Seven out of ten institutional investors expect to invest in or buy digital assets in the future, even though price volatility is the main obstacle for newcomers, according to a study of Fidelity’s cryptocurrency business. More than half of the 1,100 institutional investors surveyed globally by Coalition Greenwich on behalf of Fidelity Digital Assets between December and April said they had investments in digital assets.
Around 90% of those looking to invest in the future said they expect their company’s or their clients’ portfolios to include investments in digital assets within the next five years, according to the study.
This included direct cryptocurrency investments or exposure through stocks of cryptocurrency companies or other investment products. Respondents included high net worth investors, family offices, digital and traditional hedge funds, financial advisors, and foundations.
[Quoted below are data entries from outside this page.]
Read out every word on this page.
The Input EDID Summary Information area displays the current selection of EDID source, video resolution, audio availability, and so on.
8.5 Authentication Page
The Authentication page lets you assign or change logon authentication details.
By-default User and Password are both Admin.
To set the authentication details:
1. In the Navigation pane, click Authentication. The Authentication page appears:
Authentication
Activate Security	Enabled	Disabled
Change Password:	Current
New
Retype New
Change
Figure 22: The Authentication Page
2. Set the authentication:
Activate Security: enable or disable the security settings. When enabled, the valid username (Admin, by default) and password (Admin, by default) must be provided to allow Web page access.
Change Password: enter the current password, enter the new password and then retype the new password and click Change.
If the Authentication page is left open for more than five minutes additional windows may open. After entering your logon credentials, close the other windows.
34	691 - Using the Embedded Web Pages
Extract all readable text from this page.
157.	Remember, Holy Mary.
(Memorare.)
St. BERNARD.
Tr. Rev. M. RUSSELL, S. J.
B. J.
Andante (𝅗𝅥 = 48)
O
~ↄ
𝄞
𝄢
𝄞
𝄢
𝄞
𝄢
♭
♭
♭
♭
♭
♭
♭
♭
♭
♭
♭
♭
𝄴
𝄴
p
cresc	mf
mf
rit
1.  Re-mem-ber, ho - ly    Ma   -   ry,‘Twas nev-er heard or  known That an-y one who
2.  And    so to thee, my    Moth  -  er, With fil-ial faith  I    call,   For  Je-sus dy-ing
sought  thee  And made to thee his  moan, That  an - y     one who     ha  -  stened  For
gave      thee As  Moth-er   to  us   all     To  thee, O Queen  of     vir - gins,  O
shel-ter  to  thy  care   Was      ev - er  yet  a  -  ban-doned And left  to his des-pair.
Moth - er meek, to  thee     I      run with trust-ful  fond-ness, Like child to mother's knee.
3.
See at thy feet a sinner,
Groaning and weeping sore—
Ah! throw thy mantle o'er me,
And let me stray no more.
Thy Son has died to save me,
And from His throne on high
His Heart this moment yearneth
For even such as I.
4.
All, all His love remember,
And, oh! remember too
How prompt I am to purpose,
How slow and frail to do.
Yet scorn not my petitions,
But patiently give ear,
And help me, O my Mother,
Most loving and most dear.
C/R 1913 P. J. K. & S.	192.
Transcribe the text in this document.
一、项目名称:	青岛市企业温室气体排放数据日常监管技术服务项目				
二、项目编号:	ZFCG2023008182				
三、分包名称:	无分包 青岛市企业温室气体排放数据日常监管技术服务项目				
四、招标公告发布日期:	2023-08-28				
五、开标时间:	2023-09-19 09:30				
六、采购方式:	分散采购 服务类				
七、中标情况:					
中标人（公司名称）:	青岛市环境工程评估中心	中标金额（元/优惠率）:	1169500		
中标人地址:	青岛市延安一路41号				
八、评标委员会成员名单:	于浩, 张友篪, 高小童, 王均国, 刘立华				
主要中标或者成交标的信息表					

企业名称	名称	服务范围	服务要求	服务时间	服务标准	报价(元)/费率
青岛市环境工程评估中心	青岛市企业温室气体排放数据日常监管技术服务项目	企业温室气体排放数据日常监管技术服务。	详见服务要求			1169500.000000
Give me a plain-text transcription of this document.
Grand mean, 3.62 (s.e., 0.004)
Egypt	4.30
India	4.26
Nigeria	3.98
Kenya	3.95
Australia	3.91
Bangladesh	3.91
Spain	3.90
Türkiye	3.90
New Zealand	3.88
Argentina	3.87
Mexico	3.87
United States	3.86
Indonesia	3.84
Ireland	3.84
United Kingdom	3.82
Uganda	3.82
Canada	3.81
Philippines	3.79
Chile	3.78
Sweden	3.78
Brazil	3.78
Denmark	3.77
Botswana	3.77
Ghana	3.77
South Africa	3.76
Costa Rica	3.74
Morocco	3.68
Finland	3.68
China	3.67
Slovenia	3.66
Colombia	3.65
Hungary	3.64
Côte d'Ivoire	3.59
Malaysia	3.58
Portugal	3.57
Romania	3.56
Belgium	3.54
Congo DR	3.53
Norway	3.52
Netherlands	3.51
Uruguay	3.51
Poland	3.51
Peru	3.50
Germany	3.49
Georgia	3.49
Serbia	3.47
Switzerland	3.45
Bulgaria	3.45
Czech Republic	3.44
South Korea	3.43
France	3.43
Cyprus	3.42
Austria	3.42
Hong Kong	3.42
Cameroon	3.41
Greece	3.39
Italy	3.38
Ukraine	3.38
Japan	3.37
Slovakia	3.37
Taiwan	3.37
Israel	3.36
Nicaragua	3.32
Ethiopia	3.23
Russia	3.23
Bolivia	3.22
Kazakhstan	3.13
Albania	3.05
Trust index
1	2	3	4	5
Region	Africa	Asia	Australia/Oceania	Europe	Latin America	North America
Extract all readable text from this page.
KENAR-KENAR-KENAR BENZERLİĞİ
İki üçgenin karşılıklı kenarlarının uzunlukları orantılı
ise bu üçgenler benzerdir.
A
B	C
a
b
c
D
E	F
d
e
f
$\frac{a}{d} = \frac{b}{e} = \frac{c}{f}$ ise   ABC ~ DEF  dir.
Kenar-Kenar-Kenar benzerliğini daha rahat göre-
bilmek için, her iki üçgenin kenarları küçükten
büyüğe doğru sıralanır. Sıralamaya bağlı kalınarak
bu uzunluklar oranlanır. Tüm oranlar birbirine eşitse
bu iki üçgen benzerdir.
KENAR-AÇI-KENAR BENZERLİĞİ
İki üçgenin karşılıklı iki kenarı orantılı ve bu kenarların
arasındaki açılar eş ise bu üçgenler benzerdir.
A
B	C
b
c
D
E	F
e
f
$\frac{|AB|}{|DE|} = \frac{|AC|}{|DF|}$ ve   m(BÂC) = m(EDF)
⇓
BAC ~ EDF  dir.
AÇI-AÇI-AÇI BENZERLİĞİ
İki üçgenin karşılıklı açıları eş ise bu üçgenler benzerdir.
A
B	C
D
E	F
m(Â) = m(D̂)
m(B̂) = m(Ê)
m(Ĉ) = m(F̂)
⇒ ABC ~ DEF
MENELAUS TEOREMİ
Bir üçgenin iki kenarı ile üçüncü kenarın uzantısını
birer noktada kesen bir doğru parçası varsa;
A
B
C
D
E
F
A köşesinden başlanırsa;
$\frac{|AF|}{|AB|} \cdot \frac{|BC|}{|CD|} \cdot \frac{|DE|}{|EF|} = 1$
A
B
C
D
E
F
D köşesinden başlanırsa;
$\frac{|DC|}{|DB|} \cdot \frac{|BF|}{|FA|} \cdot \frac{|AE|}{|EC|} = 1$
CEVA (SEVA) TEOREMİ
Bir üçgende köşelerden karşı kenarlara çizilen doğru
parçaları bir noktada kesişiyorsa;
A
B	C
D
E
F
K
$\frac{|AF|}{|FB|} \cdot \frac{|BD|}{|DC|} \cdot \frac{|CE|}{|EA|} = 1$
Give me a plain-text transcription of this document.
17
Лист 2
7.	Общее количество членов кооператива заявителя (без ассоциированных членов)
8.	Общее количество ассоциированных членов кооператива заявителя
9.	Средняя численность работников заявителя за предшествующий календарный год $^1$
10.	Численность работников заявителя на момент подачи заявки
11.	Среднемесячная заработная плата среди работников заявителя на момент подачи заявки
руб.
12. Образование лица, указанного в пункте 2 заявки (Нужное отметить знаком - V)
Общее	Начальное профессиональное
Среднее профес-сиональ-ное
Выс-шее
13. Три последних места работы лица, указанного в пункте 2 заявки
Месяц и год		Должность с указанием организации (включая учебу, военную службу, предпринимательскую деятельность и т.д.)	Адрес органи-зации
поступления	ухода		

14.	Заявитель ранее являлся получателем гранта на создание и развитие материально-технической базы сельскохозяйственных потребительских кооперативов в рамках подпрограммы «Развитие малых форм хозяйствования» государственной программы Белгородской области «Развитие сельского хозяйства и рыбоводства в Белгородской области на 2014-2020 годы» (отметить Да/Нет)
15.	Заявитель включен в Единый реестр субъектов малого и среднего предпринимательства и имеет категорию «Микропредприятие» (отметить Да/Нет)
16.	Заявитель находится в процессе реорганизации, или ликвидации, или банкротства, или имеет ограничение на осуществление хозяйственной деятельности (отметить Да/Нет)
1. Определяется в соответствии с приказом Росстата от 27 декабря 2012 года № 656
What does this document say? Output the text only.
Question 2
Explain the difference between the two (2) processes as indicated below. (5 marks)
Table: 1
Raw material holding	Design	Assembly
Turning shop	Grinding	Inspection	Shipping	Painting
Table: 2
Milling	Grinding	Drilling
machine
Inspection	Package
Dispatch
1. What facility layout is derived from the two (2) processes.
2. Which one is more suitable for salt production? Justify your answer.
Founded in 2018, Fidelity Digital Assets is the cryptocurrency business of Boston-based Fidelity Investments, providing institutional investors with custody and execution services for assets such as Bitcoin. The company was one of the first mainstream financial services providers to adopt cryptocurrencies, which have increasingly attracted established financial institutions.
TP ICAP, the world’s largest inter-dealer broker, announced late last month that it was launching a cryptocurrency trading platform with the digital asset custodian from Fidelity and Standard Chartered. Despite mainstream interest, cryptocurrency prices and trading volumes have plummeted. Bitcoin has fallen around 50% since its high in April.
Companies surveyed cited price volatility as the top obstacle to new investors, followed by a lack of fundamentals to assess value and concerns about market manipulation. A survey by JPMorgan Chase & Co last month found that only 10% of institutional investment firms trade cryptocurrencies, with nearly half referring to the emerging asset class as “rat poison” or predicting it would be a passing fad.